During the cohort expansion phase of the trial, patients participated in pharmacokinetics (PK), pharmacogenetics (PG), and neutrophil analysis. Blood samples were collected at various time points to measure complete blood count (CBC) with differential, blood smear, neutrophil chemotaxis, reactive oxygen species (ROS) production, and neutrophil cell surface markers. PK was characterized by measuring the plasma concentration of zotiraciclib using a liquid chromatography-tandem mass spectrometry assay and analyzing parameters such as the area under the curve (AUC), maximum plasma concentration (Cmax), and half-life T1/2. A baseline blood sample per patient was analyzed for the genotype of drug-metabolizing enzymes and transporters to compare patient exposures with different genotype groups.
Results & discussion
The study enrolled 53 patients between December 2016 and December 2019, 40 in the dose-escalation phase and 13 in the cohort expansion phase. The safety results showed that the DLT rate is proportional to the dosage of zotiraciclib in both arms. The non-hematologic DLTs included fatigue, elevated liver enzymes, and diarrhea, while neutropenia was the only hematologic DLT. Zotiraciclib-induced neutropenia was of special interest because it occurred after 24 hours of taking the drug and resolved within 72 hours.

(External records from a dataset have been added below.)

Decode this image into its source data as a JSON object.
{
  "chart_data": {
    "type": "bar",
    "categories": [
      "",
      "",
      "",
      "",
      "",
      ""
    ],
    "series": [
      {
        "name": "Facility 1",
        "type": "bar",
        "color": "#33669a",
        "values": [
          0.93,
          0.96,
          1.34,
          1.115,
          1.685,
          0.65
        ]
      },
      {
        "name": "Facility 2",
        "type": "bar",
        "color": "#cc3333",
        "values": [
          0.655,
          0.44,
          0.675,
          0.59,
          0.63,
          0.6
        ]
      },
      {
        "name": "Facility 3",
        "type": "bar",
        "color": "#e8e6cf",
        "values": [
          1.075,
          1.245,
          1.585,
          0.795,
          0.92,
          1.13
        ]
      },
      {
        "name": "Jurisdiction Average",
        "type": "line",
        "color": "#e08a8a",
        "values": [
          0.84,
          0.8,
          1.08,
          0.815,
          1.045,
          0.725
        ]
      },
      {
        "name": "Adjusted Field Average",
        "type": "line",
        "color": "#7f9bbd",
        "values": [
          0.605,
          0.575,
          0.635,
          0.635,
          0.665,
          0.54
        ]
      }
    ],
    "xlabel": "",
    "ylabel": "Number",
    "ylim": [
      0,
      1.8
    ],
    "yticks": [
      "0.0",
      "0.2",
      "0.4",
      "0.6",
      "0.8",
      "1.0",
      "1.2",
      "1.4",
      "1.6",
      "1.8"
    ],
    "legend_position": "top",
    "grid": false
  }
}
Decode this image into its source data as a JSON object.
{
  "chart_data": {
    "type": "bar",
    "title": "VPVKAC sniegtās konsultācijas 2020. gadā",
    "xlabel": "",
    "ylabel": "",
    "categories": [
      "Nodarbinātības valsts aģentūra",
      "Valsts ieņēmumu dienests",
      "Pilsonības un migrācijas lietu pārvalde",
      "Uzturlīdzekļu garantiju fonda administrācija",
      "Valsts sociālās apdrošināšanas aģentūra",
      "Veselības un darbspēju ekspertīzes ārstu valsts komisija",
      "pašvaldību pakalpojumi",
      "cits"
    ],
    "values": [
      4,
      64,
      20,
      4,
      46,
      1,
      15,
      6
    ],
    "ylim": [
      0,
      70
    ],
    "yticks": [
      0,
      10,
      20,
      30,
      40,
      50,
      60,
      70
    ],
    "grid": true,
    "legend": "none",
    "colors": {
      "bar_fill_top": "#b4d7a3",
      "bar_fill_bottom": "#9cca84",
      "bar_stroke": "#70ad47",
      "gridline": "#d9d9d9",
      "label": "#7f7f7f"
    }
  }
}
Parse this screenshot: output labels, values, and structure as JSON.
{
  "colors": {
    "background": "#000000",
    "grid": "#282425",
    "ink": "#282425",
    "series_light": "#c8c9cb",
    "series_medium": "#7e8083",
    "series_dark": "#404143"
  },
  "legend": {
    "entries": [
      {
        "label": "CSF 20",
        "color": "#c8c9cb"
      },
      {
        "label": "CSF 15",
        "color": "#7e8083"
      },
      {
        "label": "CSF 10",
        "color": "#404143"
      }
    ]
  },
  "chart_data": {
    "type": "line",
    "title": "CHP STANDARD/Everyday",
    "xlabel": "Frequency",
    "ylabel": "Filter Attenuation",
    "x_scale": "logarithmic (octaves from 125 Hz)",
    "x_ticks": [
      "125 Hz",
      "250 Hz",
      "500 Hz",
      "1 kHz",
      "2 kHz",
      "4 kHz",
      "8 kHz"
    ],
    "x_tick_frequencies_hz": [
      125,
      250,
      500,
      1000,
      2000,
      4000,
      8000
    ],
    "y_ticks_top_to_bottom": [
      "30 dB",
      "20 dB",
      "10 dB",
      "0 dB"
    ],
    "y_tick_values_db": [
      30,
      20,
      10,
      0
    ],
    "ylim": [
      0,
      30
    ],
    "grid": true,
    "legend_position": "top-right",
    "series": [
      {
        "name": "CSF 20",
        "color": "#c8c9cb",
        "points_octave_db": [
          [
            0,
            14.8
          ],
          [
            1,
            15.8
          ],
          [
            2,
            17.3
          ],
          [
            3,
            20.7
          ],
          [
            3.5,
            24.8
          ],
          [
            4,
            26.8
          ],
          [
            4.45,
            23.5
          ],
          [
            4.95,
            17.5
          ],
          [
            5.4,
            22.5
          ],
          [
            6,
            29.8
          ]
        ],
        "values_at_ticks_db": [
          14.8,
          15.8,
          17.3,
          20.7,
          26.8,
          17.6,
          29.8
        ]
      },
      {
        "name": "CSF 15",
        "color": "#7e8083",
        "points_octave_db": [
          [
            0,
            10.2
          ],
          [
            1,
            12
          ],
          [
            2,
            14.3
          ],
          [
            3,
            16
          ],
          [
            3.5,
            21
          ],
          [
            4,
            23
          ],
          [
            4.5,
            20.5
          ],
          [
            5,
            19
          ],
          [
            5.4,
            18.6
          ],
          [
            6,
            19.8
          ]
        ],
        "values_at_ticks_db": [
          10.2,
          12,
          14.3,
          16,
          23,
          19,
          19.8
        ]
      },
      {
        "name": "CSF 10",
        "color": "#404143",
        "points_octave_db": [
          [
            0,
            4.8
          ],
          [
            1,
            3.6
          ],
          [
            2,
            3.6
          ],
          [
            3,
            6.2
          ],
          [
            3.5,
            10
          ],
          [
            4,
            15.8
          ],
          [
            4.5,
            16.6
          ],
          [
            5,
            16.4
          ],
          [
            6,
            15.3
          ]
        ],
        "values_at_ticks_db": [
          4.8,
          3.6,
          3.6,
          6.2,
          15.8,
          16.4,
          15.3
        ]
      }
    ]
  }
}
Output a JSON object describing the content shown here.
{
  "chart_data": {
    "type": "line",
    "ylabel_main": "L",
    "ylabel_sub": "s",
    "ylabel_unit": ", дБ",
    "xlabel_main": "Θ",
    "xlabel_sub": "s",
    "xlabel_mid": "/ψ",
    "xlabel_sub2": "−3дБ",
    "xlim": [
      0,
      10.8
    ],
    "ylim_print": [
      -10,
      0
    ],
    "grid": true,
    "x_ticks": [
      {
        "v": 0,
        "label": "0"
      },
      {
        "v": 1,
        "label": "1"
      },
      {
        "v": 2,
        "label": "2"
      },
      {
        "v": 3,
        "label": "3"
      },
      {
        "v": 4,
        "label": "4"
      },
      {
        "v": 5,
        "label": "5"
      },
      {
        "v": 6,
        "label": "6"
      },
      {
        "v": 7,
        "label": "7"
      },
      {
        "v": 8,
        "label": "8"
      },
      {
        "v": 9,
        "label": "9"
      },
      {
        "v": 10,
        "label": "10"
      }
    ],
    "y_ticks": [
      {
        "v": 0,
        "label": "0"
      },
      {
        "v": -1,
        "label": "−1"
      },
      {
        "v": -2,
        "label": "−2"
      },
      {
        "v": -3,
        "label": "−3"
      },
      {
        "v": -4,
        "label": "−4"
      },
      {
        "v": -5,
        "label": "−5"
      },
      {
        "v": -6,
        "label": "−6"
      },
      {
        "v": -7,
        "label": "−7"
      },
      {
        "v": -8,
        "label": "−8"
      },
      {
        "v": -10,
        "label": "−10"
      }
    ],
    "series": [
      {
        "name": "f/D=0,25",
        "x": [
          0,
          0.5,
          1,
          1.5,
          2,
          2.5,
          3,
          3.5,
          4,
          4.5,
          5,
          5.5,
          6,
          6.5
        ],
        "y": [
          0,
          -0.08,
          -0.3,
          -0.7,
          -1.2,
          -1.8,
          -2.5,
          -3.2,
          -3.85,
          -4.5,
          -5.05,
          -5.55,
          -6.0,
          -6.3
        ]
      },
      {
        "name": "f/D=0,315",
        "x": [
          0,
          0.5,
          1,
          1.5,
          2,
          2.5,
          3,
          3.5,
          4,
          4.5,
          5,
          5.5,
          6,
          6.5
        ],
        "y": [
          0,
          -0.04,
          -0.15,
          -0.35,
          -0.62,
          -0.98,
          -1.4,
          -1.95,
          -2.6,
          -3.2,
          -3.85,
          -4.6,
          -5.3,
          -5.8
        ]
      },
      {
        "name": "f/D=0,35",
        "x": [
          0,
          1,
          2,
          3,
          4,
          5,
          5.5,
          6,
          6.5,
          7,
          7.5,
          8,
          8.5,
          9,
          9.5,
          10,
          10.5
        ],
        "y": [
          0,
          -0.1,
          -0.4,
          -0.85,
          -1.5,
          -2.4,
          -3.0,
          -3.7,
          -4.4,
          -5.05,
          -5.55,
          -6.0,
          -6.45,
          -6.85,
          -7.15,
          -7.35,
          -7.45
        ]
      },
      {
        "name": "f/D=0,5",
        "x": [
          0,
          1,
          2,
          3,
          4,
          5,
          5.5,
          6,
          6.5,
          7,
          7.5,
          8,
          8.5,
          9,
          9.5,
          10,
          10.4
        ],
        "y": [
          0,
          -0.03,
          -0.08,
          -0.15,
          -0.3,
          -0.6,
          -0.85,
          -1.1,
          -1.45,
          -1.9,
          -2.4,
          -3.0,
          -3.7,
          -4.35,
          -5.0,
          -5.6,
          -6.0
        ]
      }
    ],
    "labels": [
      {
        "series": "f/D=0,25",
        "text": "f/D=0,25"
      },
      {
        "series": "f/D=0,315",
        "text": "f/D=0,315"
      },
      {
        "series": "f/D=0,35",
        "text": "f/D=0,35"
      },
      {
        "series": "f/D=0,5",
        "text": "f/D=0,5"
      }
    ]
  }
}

The most common non-hematologic adverse effects were alanine aminotransferase and aspartate aminotransferase elevation, diarrhea, fatigue, and nausea.
In terms of primary and secondary outcomes:
250mg of zotiraciclib was established as the MTD in both arms.
PFS4 was 0.40 in Arm 1 (dose-dense TMZ) and 0.25 in Arm 2 (metronomic TMZ).
Based on this, the dose-dense TMZ combined with 250mg zotiraciclib was selected as the optimal dose and schedule for future studies.
The combination of zotiraciclib and temozolomide showed promising results in terms of safety and tolerability. The study indicated that transient neutropenia is not severe enough to stop the further development of zotiraciclib. Further investigation with a larger sample size is needed to confirm these results.
Impact of the research
This study contributes to the ongoing research on treatment options for malignant astrocytomas, specifically glioblastoma, and anaplastic astrocytoma. The combination of zotiraciclib with temozolomide, a standard chemotherapy drug, shows promising results in terms of safety and tolerability. These findings pave the way for further investigations, including larger phase 2 and 3 clinical trials, to confirm the efficacy of this combination therapy and potentially improve outcomes for patients with recurrent high-grade astrocytomas.